4. Pelatihan teknik konseling.
Pelatihan pertama harus dikombinasikan dengan pelatihan khusus tentang
teknik komunikasi untuk tujuan konseling dengan bawahan sejak dari tahap
pembicaraan tentang target-target sasaran yang harus diakui adalah bahwa sedikit
manajer atau supervisor yang sudah mempunyai kemampuan tersebut secara alami,
sehingga mereka harus mendapatkan pelatihan. Termasuk dalam pelatihan ini adalah
adalah teknik hubungan antara pribadi yang konstruktif;mendengarkan menyemangati
dan menangani bawahan yang berkeberatan dan mengajukan protes
5. Panduan tertulis.
Bersamaan dengan langkah pertama departemen SDM menyiapkan sebuah
panduan tertulis untuk menjadi pegangan bagi semua atasan yang menilai disertai
formulir-formulir penilaian yang diperlukan. Panduan tertulis dan formulir yang akan
digunakan harus tersedia pada waktu pelatihan dilaksanakan.

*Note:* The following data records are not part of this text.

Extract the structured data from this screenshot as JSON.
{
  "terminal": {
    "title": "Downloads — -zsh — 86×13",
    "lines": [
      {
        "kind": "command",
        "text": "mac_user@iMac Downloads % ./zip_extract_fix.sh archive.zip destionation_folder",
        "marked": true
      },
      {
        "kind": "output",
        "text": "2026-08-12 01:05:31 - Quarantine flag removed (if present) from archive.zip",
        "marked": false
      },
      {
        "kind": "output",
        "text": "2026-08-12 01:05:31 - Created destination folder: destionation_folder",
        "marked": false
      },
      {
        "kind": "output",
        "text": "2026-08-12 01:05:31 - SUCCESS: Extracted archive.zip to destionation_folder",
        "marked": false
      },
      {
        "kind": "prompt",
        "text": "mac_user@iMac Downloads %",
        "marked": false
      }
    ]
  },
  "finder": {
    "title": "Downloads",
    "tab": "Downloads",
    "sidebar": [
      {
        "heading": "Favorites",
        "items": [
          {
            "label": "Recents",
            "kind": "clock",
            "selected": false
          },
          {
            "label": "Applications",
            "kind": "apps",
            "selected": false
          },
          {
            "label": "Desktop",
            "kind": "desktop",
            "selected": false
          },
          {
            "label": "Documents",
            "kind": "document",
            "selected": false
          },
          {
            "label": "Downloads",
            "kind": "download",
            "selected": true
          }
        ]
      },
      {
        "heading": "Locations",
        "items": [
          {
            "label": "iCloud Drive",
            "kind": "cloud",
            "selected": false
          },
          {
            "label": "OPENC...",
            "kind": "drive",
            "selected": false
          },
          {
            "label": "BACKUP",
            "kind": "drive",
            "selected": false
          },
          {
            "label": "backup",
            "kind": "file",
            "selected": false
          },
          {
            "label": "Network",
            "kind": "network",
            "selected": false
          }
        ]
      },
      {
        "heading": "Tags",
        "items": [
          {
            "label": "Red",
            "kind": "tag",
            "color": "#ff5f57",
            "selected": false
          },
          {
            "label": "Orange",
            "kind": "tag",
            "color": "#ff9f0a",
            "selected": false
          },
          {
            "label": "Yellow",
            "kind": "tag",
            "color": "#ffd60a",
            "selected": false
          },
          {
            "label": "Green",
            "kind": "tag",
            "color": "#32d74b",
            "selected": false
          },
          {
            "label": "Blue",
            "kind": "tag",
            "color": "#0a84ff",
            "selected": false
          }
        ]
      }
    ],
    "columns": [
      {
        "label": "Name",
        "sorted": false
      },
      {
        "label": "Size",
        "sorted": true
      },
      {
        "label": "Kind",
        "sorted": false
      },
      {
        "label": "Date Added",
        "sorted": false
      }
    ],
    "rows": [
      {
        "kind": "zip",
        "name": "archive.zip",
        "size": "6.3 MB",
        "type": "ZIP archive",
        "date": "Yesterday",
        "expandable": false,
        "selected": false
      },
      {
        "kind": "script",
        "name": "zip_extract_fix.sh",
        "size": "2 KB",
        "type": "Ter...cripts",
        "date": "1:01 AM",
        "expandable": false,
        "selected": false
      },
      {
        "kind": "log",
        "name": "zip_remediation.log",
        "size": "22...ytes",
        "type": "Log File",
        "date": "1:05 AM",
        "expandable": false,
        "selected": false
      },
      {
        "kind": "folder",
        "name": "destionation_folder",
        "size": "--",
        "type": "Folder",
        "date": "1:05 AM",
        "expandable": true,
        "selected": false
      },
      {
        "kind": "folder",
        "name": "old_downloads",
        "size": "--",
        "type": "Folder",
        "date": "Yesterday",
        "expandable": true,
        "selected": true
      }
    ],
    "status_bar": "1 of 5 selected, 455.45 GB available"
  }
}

6. Sosialisasi sistem manajemen kinerja
Setelah semua persiapan selesai, harus dilakukan sebuah program sosialisasi
tentang sistem manajemen kinerja kepada semua karyawan bawahan yang prestasinya
harus dinilai. Sosialisasi ini bisa dilakukan melalui semacam seminar 2-3 jam melalui
pertemuan singkat dalam tiap unit kerja dan penjelasan tertulis.
7. Periode percobaan (trial period)
Menyusul program sosialisasi harus diberlakukan sebuah periode percobaan
untuk men-test semua persiapan dan mengevaluasi pelaksanaan, sehingga perbaikan
yang perlu dapat diambil. Karena itu, sebaiknya persiapan untuk menerapkan sistem
manajemen kinerja berbasis MBS/SKI sudah selesai 1 atau 2 bulan sebelum tahun
masa kerja perusahaan/ organisasi dimulai.
Penutup
Dari apa yang telah diuraikan diatas dapat disimpulakan bahwa penerapan
sistem manajemen kinerja yang berorientasi pada output/ MBS dapat membantu
organisasi/ perusahaan untuk merencanakan
dengan lebih tepat dan lebih baik. Disamping itu sistem tersebut juga diharapkan
dapat meningkatkan prestasi kerja karyawan, baik secara individu maupun kelompok
dengan memberikan kesempatan kepada mereka dengan memenuhi kebutuhan
aktualisasi diri dalam rangka pencapaian tujuan organisasi dengan menetapkan
bersama sasaran kerja dan standar prestasi yang harus dicapai.
DAFTAR PUSTAKA
Bacal,Robert,2004,Performance Manajement, terjemahan Suryadharma dan Yanuar
Irawan, Gramedia, Jakarta.
Dharma, Agus. 1991. Manajemen Prestasi Kerja. Rajawali Pers. Jakarta.
Haris, Abdul.2005. Pilar Perusahaan Unggul. Gramedia Pustaka Utama. Jakarta.
Ruky, Achmad, 2004, Sistem Manajement Kinerja, Gramedia, Jakarta.
Siagian, Sondang P.2002. Kiat Meningkatkan Produktivitas Kerja. Rineka Cipta.